O que aprendemos com as experiências de aprendizagem
Mais uma vez a gente percebe que a plataforma é o que menos importa. A experiência de aprendizagem desenhada pelo professor André César tem potencial para acontecer em qualquer cenário, seja ele presencial ou online. Percebemos também que quando falamos em experiência de aprendizagem, falamos em gerar condições para que o nosso aluno crie e não para que a gente crie por ele. Experiência de aprendizagem é mais do que mostrar a erupção do vulcão de bicarbonato e vinagre que você criou como professor. É desafiar o aluno a construir o seu próprio vulcão que talvez nem tenha lava ou explosão, mas que vai despertar o desejo de pesquisar e fazer.
8 comentários
Ana Cristina Pereira Diniz · 13 de agosto de 2020 às 08:27
Achei interessantíssimo!!! Criar condições para que nossos estudantes aprendam, respeitando tempos e trajetórias é um super desafio e relatos como esses nos anima! Grata!
Andre Cesar Gomes · 21 de agosto de 2020 às 18:34
Oi Ana, que bom que gostou do desafio proposto. Os alunos ficaram muito motivados e ainda teremos outros durante este ano.
Andre Cesar Gomes · 21 de agosto de 2020 às 18:34
Oi Ana, que bom que gostou do desafio proposto. Os alunos ficaram muito motivados e ainda teremos outros durante este ano.
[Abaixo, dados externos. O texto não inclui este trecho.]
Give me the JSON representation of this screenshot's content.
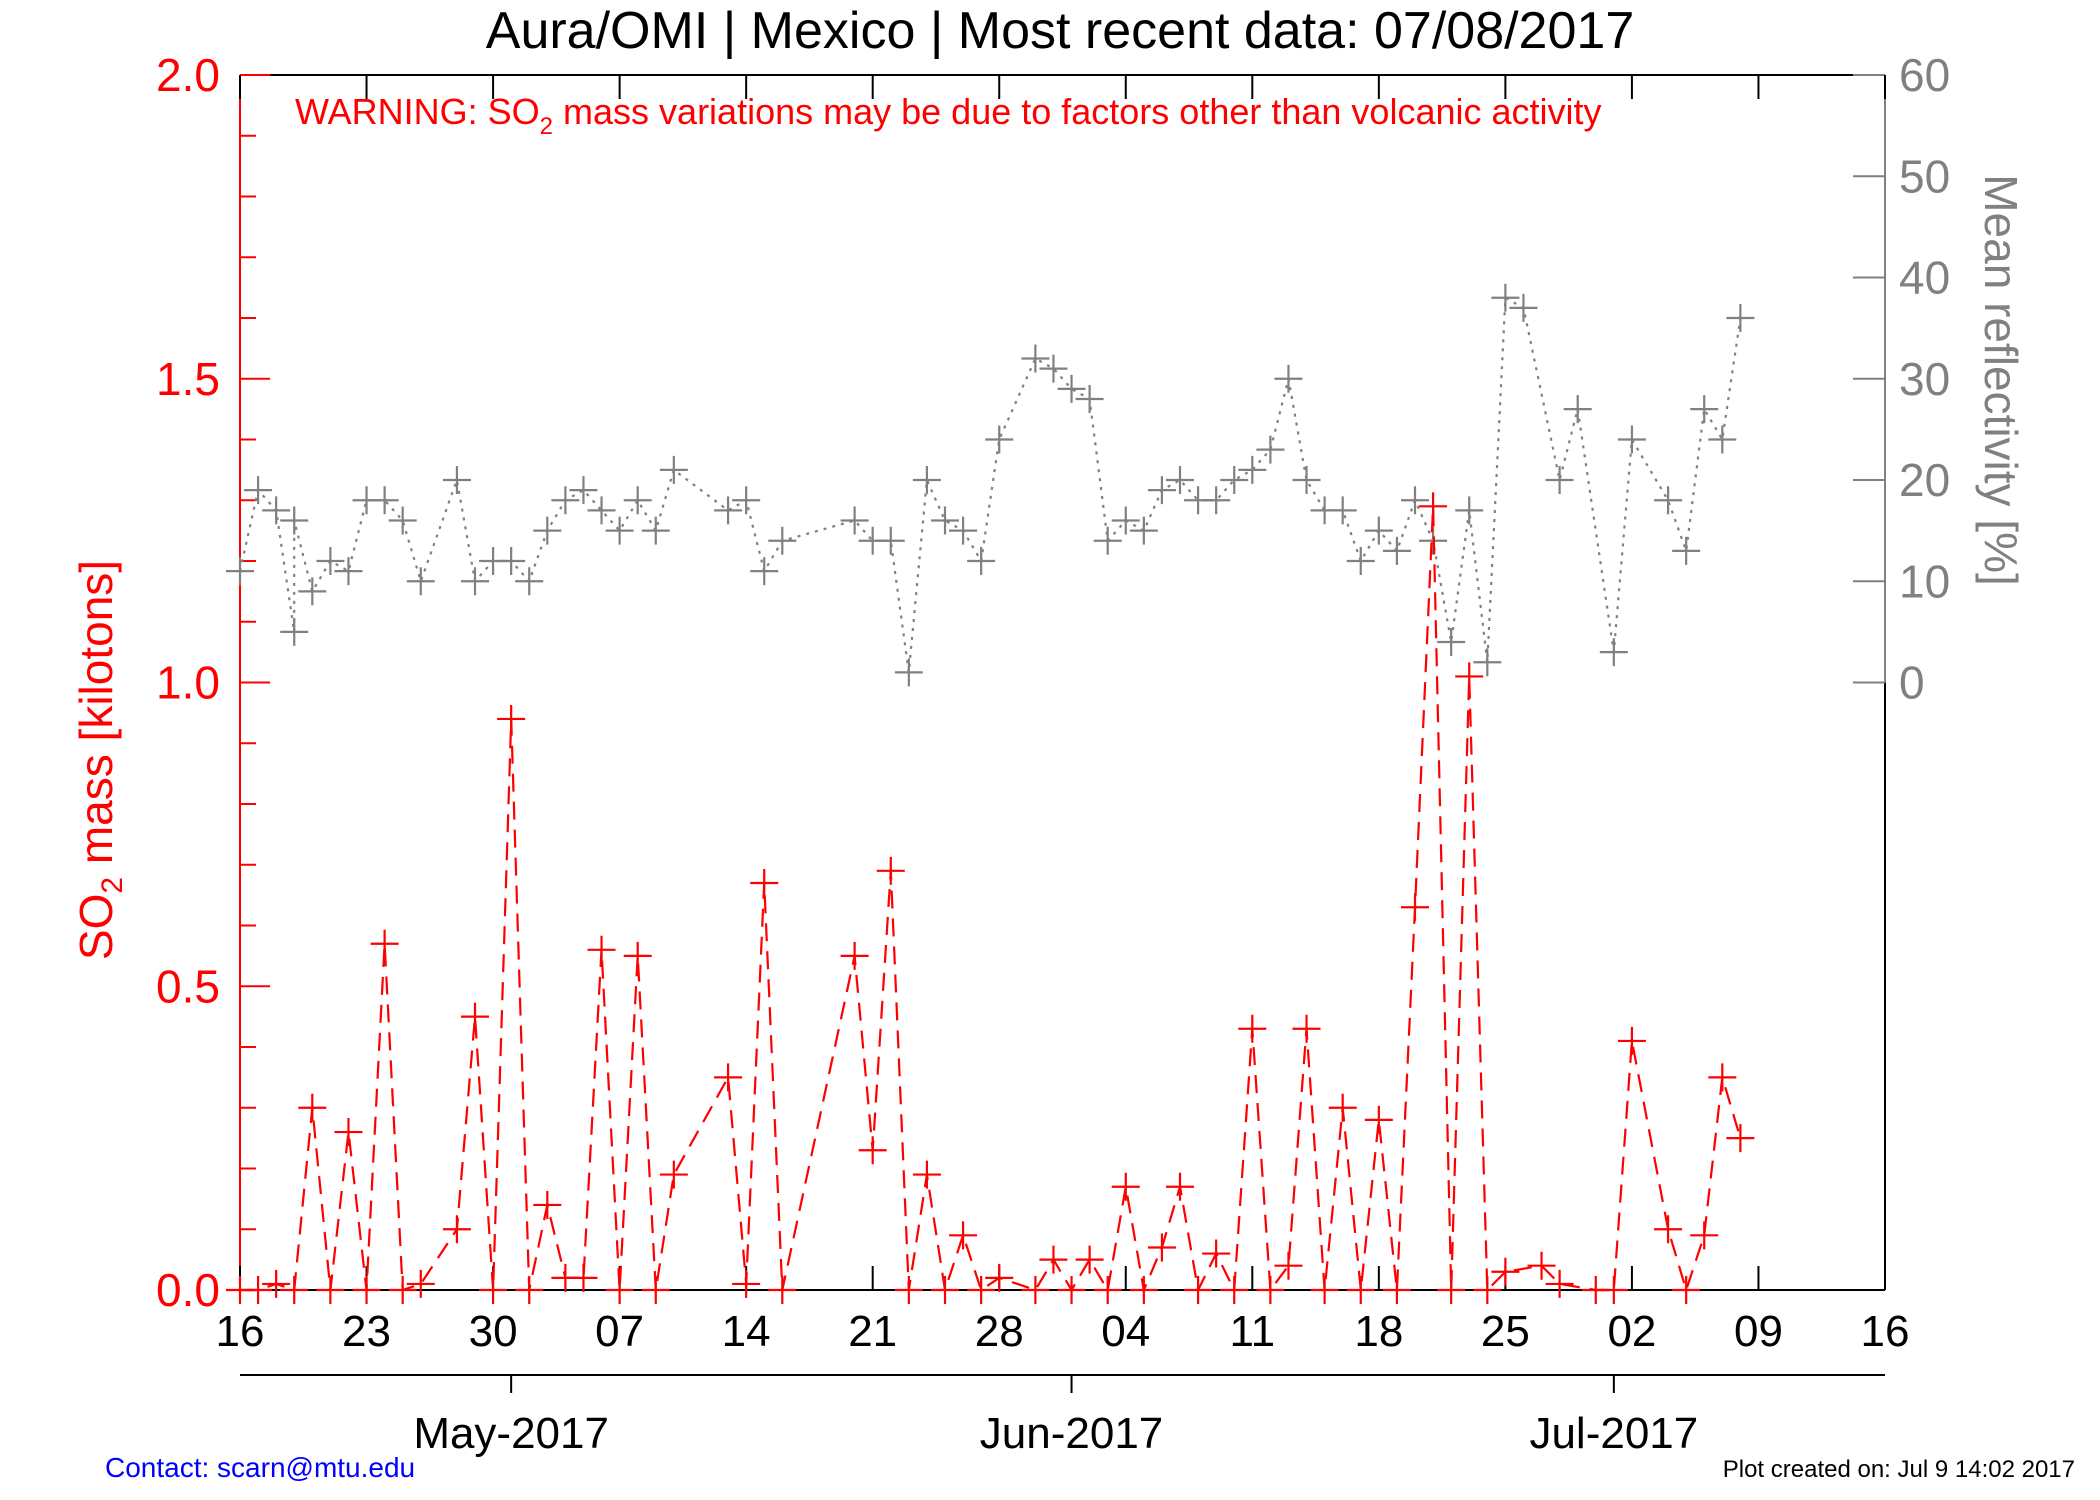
{
  "title": "Aura/OMI | Mexico | Most recent data: 07/08/2017",
  "warning": {
    "prefix": "WARNING: SO",
    "subscript": "2",
    "suffix": " mass variations may be due to factors other than volcanic activity"
  },
  "contact": "Contact: scarn@mtu.edu",
  "created": "Plot created on: Jul  9 14:02 2017",
  "colors": {
    "so2": "#ff0000",
    "reflectivity": "#808080",
    "contact": "#0000ff",
    "text": "#000000"
  },
  "chart_data": {
    "type": "line",
    "x_axis": {
      "type": "date",
      "range": [
        "2017-04-16",
        "2017-07-16"
      ],
      "day_ticks": [
        {
          "date": "2017-04-16",
          "label": "16"
        },
        {
          "date": "2017-04-23",
          "label": "23"
        },
        {
          "date": "2017-04-30",
          "label": "30"
        },
        {
          "date": "2017-05-07",
          "label": "07"
        },
        {
          "date": "2017-05-14",
          "label": "14"
        },
        {
          "date": "2017-05-21",
          "label": "21"
        },
        {
          "date": "2017-05-28",
          "label": "28"
        },
        {
          "date": "2017-06-04",
          "label": "04"
        },
        {
          "date": "2017-06-11",
          "label": "11"
        },
        {
          "date": "2017-06-18",
          "label": "18"
        },
        {
          "date": "2017-06-25",
          "label": "25"
        },
        {
          "date": "2017-07-02",
          "label": "02"
        },
        {
          "date": "2017-07-09",
          "label": "09"
        },
        {
          "date": "2017-07-16",
          "label": "16"
        }
      ],
      "month_ticks": [
        {
          "date": "2017-05-01",
          "label": "May-2017"
        },
        {
          "date": "2017-06-01",
          "label": "Jun-2017"
        },
        {
          "date": "2017-07-01",
          "label": "Jul-2017"
        }
      ]
    },
    "y_left": {
      "label_prefix": "SO",
      "label_subscript": "2",
      "label_suffix": " mass [kilotons]",
      "range": [
        0.0,
        2.0
      ],
      "ticks": [
        "0.0",
        "0.5",
        "1.0",
        "1.5",
        "2.0"
      ]
    },
    "y_right": {
      "label": "Mean reflectivity [%]",
      "range": [
        -60,
        60
      ],
      "ticks": [
        "0",
        "10",
        "20",
        "30",
        "40",
        "50",
        "60"
      ]
    },
    "series": [
      {
        "key": "so2",
        "axis": "left",
        "line": "dashed",
        "points": [
          [
            "2017-04-16",
            0.0
          ],
          [
            "2017-04-17",
            0.0
          ],
          [
            "2017-04-18",
            0.01
          ],
          [
            "2017-04-19",
            0.0
          ],
          [
            "2017-04-20",
            0.3
          ],
          [
            "2017-04-21",
            0.0
          ],
          [
            "2017-04-22",
            0.26
          ],
          [
            "2017-04-23",
            0.0
          ],
          [
            "2017-04-24",
            0.57
          ],
          [
            "2017-04-25",
            0.0
          ],
          [
            "2017-04-26",
            0.01
          ],
          [
            "2017-04-28",
            0.1
          ],
          [
            "2017-04-29",
            0.45
          ],
          [
            "2017-04-30",
            0.0
          ],
          [
            "2017-05-01",
            0.94
          ],
          [
            "2017-05-02",
            0.0
          ],
          [
            "2017-05-03",
            0.14
          ],
          [
            "2017-05-04",
            0.02
          ],
          [
            "2017-05-05",
            0.02
          ],
          [
            "2017-05-06",
            0.56
          ],
          [
            "2017-05-07",
            0.0
          ],
          [
            "2017-05-08",
            0.55
          ],
          [
            "2017-05-09",
            0.0
          ],
          [
            "2017-05-10",
            0.19
          ],
          [
            "2017-05-13",
            0.35
          ],
          [
            "2017-05-14",
            0.01
          ],
          [
            "2017-05-15",
            0.67
          ],
          [
            "2017-05-16",
            0.0
          ],
          [
            "2017-05-20",
            0.55
          ],
          [
            "2017-05-21",
            0.23
          ],
          [
            "2017-05-22",
            0.69
          ],
          [
            "2017-05-23",
            0.0
          ],
          [
            "2017-05-24",
            0.19
          ],
          [
            "2017-05-25",
            0.0
          ],
          [
            "2017-05-26",
            0.09
          ],
          [
            "2017-05-27",
            0.0
          ],
          [
            "2017-05-28",
            0.02
          ],
          [
            "2017-05-30",
            0.0
          ],
          [
            "2017-05-31",
            0.05
          ],
          [
            "2017-06-01",
            0.0
          ],
          [
            "2017-06-02",
            0.05
          ],
          [
            "2017-06-03",
            0.0
          ],
          [
            "2017-06-04",
            0.17
          ],
          [
            "2017-06-05",
            0.0
          ],
          [
            "2017-06-06",
            0.07
          ],
          [
            "2017-06-07",
            0.17
          ],
          [
            "2017-06-08",
            0.0
          ],
          [
            "2017-06-09",
            0.06
          ],
          [
            "2017-06-10",
            0.0
          ],
          [
            "2017-06-11",
            0.43
          ],
          [
            "2017-06-12",
            0.0
          ],
          [
            "2017-06-13",
            0.04
          ],
          [
            "2017-06-14",
            0.43
          ],
          [
            "2017-06-15",
            0.0
          ],
          [
            "2017-06-16",
            0.3
          ],
          [
            "2017-06-17",
            0.0
          ],
          [
            "2017-06-18",
            0.28
          ],
          [
            "2017-06-19",
            0.0
          ],
          [
            "2017-06-20",
            0.63
          ],
          [
            "2017-06-21",
            1.29
          ],
          [
            "2017-06-22",
            0.0
          ],
          [
            "2017-06-23",
            1.01
          ],
          [
            "2017-06-24",
            0.0
          ],
          [
            "2017-06-25",
            0.03
          ],
          [
            "2017-06-27",
            0.04
          ],
          [
            "2017-06-28",
            0.01
          ],
          [
            "2017-06-30",
            0.0
          ],
          [
            "2017-07-01",
            0.0
          ],
          [
            "2017-07-02",
            0.41
          ],
          [
            "2017-07-04",
            0.1
          ],
          [
            "2017-07-05",
            0.0
          ],
          [
            "2017-07-06",
            0.09
          ],
          [
            "2017-07-07",
            0.35
          ],
          [
            "2017-07-08",
            0.25
          ]
        ]
      },
      {
        "key": "reflectivity",
        "axis": "right",
        "line": "dotted",
        "points": [
          [
            "2017-04-16",
            11
          ],
          [
            "2017-04-17",
            19
          ],
          [
            "2017-04-18",
            17
          ],
          [
            "2017-04-19",
            5
          ],
          [
            "2017-04-19",
            16
          ],
          [
            "2017-04-20",
            9
          ],
          [
            "2017-04-21",
            12
          ],
          [
            "2017-04-22",
            11
          ],
          [
            "2017-04-23",
            18
          ],
          [
            "2017-04-24",
            18
          ],
          [
            "2017-04-25",
            16
          ],
          [
            "2017-04-26",
            10
          ],
          [
            "2017-04-28",
            20
          ],
          [
            "2017-04-29",
            10
          ],
          [
            "2017-04-30",
            12
          ],
          [
            "2017-05-01",
            12
          ],
          [
            "2017-05-02",
            10
          ],
          [
            "2017-05-03",
            15
          ],
          [
            "2017-05-04",
            18
          ],
          [
            "2017-05-05",
            19
          ],
          [
            "2017-05-06",
            17
          ],
          [
            "2017-05-07",
            15
          ],
          [
            "2017-05-08",
            18
          ],
          [
            "2017-05-09",
            15
          ],
          [
            "2017-05-10",
            21
          ],
          [
            "2017-05-13",
            17
          ],
          [
            "2017-05-14",
            18
          ],
          [
            "2017-05-15",
            11
          ],
          [
            "2017-05-16",
            14
          ],
          [
            "2017-05-20",
            16
          ],
          [
            "2017-05-21",
            14
          ],
          [
            "2017-05-22",
            14
          ],
          [
            "2017-05-23",
            1
          ],
          [
            "2017-05-24",
            20
          ],
          [
            "2017-05-25",
            16
          ],
          [
            "2017-05-26",
            15
          ],
          [
            "2017-05-27",
            12
          ],
          [
            "2017-05-28",
            24
          ],
          [
            "2017-05-30",
            32
          ],
          [
            "2017-05-31",
            31
          ],
          [
            "2017-06-01",
            29
          ],
          [
            "2017-06-02",
            28
          ],
          [
            "2017-06-03",
            14
          ],
          [
            "2017-06-04",
            16
          ],
          [
            "2017-06-05",
            15
          ],
          [
            "2017-06-06",
            19
          ],
          [
            "2017-06-07",
            20
          ],
          [
            "2017-06-08",
            18
          ],
          [
            "2017-06-09",
            18
          ],
          [
            "2017-06-10",
            20
          ],
          [
            "2017-06-11",
            21
          ],
          [
            "2017-06-12",
            23
          ],
          [
            "2017-06-13",
            30
          ],
          [
            "2017-06-14",
            20
          ],
          [
            "2017-06-15",
            17
          ],
          [
            "2017-06-16",
            17
          ],
          [
            "2017-06-17",
            12
          ],
          [
            "2017-06-18",
            15
          ],
          [
            "2017-06-19",
            13
          ],
          [
            "2017-06-20",
            18
          ],
          [
            "2017-06-21",
            14
          ],
          [
            "2017-06-22",
            4
          ],
          [
            "2017-06-23",
            17
          ],
          [
            "2017-06-24",
            2
          ],
          [
            "2017-06-25",
            38
          ],
          [
            "2017-06-26",
            37
          ],
          [
            "2017-06-28",
            20
          ],
          [
            "2017-06-29",
            27
          ],
          [
            "2017-07-01",
            3
          ],
          [
            "2017-07-02",
            24
          ],
          [
            "2017-07-04",
            18
          ],
          [
            "2017-07-05",
            13
          ],
          [
            "2017-07-06",
            27
          ],
          [
            "2017-07-07",
            24
          ],
          [
            "2017-07-08",
            36
          ]
        ]
      }
    ],
    "grid": false
  }
}
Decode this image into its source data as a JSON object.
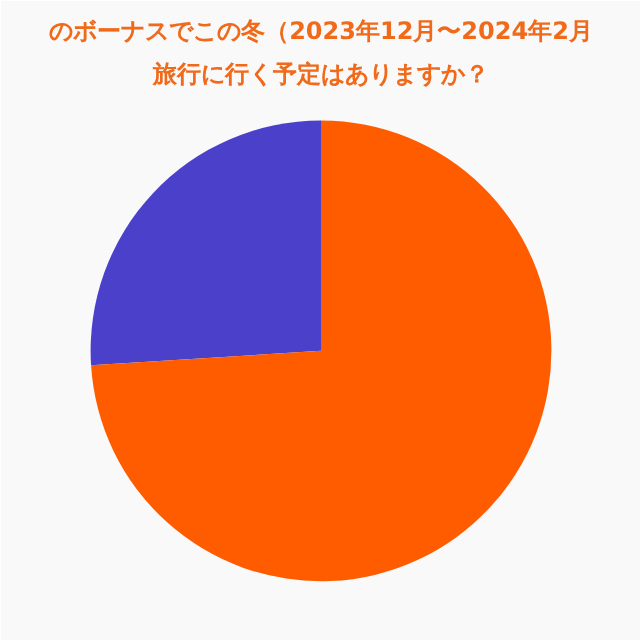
{
  "chart_data": {
    "type": "pie",
    "title": "のボーナスでこの冬（2023年12月〜2024年2月",
    "subtitle": "旅行に行く予定はありますか？",
    "categories": [
      null,
      null
    ],
    "values": [
      26,
      74
    ],
    "colors": [
      "#4a40c9",
      "#ff5c00"
    ]
  }
}
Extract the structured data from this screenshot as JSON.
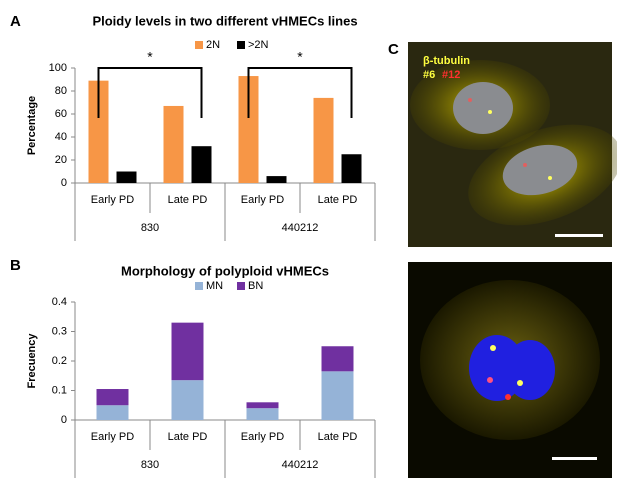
{
  "panel_labels": [
    "A",
    "B",
    "C"
  ],
  "chart_data": [
    {
      "type": "bar",
      "title": "Ploidy levels in two different vHMECs lines",
      "y_label": "Percentage",
      "categories": [
        "Early PD",
        "Late PD",
        "Early PD",
        "Late PD"
      ],
      "groups": [
        "830",
        "440212"
      ],
      "series": [
        {
          "name": "2N",
          "color": "#f79646",
          "values": [
            89,
            67,
            93,
            74
          ]
        },
        {
          "name": ">2N",
          "color": "#000000",
          "values": [
            10,
            32,
            6,
            25
          ]
        }
      ],
      "ylim": [
        0,
        100
      ],
      "yticks": [
        0,
        20,
        40,
        60,
        80,
        100
      ],
      "annotations": [
        "*",
        "*"
      ]
    },
    {
      "type": "stacked_bar",
      "title": "Morphology of polyploid vHMECs",
      "y_label": "Frecuency",
      "categories": [
        "Early PD",
        "Late PD",
        "Early PD",
        "Late PD"
      ],
      "groups": [
        "830",
        "440212"
      ],
      "series": [
        {
          "name": "MN",
          "color": "#95b3d7",
          "values": [
            0.05,
            0.135,
            0.04,
            0.165
          ]
        },
        {
          "name": "BN",
          "color": "#7030a0",
          "values": [
            0.055,
            0.195,
            0.02,
            0.085
          ]
        }
      ],
      "ylim": [
        0,
        0.4
      ],
      "yticks": [
        0,
        0.1,
        0.2,
        0.3,
        0.4
      ]
    }
  ],
  "image_labels": [
    "β-tubulin",
    "#6",
    "#12"
  ]
}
José Moran · 13 de agosto de 2020 às 12:38
Karla: Brilhante tanto a proposta do Prof. André como o seu relato das etapas e resultado do desafio. . Vou compartilhá-lo e comentá-lo nas minhas lives e webinars. Grande abraço. José Moran
Karla Vidal · 21 de agosto de 2020 às 17:23
Professor, Moran! Muito obrigada pela visita e pelas palavras. Vindas do senhor eu tenho certeza de que estamos todos seguindo o melhor caminho junto com nossos alunos e professores. Uma alegria imensa saber que as experiências que nascem por aqui servirão de exemplo para suas lives e webinars. Conte sempre conosco. Abraços!
André César Gomes · 21 de agosto de 2020 às 18:38
Prof. Moran, agradeço as palavras que me motivam a prosseguir nesta jornada junto com meus educandos. Faço das palavras de Karla Vidal as minhas.
Joseilma Barbosa · 15 de setembro de 2020 às 10:13
As experiências inovadoras faz com que o estudante desperte para o seu potencial criativo. A aula se torna num formato diferente e busca os meios dos estudantes se engajarem e mudar seu próprio planejamento no intuito de corresponder ao desfio proposto.
Karla Vidal · 3 de janeiro de 2021 às 19:32
É exatamente isso! Você captou muito bem a essência de tudo, Joseilma.